By going through this business model assessment process, leadership teams will discover that Web3 has the potential for delivering attractive financial benefits as well as threats. On the revenue side, pursuing Web3 opportunities can create meaningful new revenue streams from new and enhanced Web3 offerings, better market access, and deeper customer relationships. At the same time, be aware of potential price pressure from Web3 ecosystems targeting customers with token-based incentives and lower take rates. From a cost structure perspective, Web3 enablement may help reduce operating expenses and improve capital efficiency, whereas the risk is failing to improve relative to emerging Web3 alternatives.

Opportunities exist to Web3-fy companies and plug into Web3 ecosystems. We’ve identified five opportunities for TradBiz to explore as a starting point when evaluating Web3 opportunities: B2DAO, Web3-fied offerings, token-enabled communities, Web3-fied operations, and Web3 native innovations.

Expanding beyond traditional B2B sales, TradBiz organizations have opportunities to pursue B2DAO opportunities, providing products and services that enable DAOs and other Web3-focused businesses. Services needed by DAOs include accounting and finance, legal and regulatory compliance, marketing and community development, smart contract auditing, tax management, and treasury management.

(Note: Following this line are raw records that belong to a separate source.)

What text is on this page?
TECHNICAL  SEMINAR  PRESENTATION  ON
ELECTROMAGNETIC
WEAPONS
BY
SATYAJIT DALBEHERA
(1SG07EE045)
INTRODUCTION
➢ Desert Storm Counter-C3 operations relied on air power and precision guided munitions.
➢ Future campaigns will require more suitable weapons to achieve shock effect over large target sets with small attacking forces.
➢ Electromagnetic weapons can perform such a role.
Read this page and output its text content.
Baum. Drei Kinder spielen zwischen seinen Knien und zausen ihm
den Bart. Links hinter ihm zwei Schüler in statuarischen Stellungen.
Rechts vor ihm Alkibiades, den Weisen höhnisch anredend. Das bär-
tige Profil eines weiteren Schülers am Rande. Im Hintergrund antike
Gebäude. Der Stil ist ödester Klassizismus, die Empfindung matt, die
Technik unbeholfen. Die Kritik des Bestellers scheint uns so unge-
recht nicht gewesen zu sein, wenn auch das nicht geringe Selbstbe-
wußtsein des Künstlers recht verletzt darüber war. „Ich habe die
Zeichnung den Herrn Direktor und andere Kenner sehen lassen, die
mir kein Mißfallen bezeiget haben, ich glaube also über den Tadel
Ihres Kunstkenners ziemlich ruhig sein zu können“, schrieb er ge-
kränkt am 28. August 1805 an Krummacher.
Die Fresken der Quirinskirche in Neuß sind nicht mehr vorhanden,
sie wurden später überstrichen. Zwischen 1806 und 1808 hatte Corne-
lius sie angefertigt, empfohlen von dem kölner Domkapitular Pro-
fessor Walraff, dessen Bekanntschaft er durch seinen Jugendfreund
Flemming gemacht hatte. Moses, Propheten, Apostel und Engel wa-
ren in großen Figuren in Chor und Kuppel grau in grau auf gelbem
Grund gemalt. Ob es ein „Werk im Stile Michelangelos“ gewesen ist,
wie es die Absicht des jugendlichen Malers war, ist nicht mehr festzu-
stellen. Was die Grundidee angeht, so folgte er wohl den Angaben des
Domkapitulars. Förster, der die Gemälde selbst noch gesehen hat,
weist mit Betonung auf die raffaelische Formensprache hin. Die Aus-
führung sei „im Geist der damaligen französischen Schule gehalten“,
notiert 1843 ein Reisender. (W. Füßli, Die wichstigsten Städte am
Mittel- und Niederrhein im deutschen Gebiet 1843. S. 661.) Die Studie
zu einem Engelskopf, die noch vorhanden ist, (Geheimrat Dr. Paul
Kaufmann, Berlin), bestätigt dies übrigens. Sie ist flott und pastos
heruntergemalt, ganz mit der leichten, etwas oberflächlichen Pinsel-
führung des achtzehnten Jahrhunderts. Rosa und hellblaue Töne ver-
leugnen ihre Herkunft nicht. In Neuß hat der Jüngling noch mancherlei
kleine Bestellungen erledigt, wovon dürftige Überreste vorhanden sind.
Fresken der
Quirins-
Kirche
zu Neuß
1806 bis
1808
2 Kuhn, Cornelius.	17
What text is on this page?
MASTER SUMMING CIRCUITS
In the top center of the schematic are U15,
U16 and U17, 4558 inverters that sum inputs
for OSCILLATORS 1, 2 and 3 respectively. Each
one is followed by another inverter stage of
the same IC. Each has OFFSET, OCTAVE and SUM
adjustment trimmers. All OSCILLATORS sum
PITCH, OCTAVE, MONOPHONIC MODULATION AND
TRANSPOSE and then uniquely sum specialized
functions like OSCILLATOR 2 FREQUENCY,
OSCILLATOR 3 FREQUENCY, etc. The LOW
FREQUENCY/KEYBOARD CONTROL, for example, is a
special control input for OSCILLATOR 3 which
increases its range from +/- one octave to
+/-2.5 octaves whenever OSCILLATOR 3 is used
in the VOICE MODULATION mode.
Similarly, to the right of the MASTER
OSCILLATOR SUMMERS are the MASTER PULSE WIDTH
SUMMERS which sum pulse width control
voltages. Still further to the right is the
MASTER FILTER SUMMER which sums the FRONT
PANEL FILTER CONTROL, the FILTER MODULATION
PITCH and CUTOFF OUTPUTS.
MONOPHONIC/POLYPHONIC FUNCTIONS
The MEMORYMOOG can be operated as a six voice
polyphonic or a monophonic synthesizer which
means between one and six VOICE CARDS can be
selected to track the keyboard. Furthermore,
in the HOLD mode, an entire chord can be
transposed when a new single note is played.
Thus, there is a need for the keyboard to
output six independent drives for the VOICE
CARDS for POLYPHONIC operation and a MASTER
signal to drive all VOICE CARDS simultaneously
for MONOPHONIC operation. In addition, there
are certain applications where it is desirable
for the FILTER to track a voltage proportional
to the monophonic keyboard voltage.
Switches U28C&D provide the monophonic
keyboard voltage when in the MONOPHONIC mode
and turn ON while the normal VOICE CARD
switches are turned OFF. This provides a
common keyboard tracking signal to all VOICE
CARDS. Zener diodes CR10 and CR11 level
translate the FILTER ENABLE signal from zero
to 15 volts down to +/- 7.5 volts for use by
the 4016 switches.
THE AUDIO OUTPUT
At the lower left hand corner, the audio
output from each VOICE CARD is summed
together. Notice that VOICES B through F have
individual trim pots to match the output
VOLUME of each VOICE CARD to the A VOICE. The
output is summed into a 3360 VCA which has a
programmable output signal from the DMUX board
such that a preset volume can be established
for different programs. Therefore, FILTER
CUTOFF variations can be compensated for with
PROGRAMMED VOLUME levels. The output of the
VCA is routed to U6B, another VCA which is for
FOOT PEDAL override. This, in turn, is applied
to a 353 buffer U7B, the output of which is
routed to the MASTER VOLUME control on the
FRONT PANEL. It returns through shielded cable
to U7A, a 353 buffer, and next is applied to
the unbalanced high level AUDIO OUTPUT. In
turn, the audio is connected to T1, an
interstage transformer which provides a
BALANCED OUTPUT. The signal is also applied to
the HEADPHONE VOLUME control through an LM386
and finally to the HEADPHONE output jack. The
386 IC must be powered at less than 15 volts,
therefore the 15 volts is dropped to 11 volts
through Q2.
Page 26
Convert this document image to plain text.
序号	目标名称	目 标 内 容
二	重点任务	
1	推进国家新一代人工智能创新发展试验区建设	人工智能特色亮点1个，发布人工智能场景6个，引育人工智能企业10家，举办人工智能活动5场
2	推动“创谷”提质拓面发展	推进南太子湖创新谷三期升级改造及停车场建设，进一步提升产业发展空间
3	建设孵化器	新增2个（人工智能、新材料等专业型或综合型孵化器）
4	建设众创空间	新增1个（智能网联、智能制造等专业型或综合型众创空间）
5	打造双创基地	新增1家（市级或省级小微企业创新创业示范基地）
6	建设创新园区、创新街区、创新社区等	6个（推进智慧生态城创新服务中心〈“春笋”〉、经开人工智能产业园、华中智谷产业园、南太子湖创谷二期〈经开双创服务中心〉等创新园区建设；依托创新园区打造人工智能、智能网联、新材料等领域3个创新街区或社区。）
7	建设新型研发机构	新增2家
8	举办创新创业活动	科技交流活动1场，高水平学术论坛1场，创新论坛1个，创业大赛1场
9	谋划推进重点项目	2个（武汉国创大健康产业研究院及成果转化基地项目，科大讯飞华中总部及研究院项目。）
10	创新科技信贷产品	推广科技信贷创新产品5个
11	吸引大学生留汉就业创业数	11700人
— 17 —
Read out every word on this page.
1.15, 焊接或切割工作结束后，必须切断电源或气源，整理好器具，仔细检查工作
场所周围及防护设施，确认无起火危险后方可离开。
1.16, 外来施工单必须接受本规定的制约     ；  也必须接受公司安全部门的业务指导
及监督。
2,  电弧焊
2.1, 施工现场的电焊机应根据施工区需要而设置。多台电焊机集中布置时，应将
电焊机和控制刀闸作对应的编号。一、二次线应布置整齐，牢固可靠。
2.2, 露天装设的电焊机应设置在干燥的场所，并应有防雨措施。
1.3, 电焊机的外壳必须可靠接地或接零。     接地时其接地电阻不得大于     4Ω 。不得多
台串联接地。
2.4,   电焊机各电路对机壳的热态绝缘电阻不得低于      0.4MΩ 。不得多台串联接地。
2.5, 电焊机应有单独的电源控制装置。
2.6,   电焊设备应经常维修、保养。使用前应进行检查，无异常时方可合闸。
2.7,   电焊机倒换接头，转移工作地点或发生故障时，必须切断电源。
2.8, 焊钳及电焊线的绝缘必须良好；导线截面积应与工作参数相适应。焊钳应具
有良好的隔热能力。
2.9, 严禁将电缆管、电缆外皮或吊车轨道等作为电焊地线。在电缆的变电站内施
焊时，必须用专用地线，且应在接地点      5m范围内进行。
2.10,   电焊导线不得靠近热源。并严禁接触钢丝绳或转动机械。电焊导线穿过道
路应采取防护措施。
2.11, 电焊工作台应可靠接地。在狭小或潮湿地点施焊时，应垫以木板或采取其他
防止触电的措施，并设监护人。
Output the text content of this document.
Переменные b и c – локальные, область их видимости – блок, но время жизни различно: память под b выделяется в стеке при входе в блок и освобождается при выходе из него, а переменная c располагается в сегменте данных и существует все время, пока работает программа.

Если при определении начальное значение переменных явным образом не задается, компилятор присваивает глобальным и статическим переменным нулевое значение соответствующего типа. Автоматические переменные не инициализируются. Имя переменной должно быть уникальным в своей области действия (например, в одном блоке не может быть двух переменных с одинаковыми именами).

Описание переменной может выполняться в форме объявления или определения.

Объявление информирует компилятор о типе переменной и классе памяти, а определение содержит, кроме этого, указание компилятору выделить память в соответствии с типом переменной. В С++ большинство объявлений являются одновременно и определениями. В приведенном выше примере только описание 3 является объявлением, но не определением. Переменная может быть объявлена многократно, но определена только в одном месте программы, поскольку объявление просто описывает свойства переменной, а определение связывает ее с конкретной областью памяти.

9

Chainalysis, for example, provides compliance and risk management solutions to Web3 ecosystems, financial institutions, exchanges, government agencies, and others to protect and grow the adoption of crypto.⁷ OpenZeppelin performs smart contract audits to ensure that they execute processes as intended, counting distributed networks like Augur, Basic Attention Token, Compound, and Maker among its clients.⁸ And Microsoft’s software development platform, GitHub, is where Web3 developers collaborate to develop, manage, and evolve the code distributed networks.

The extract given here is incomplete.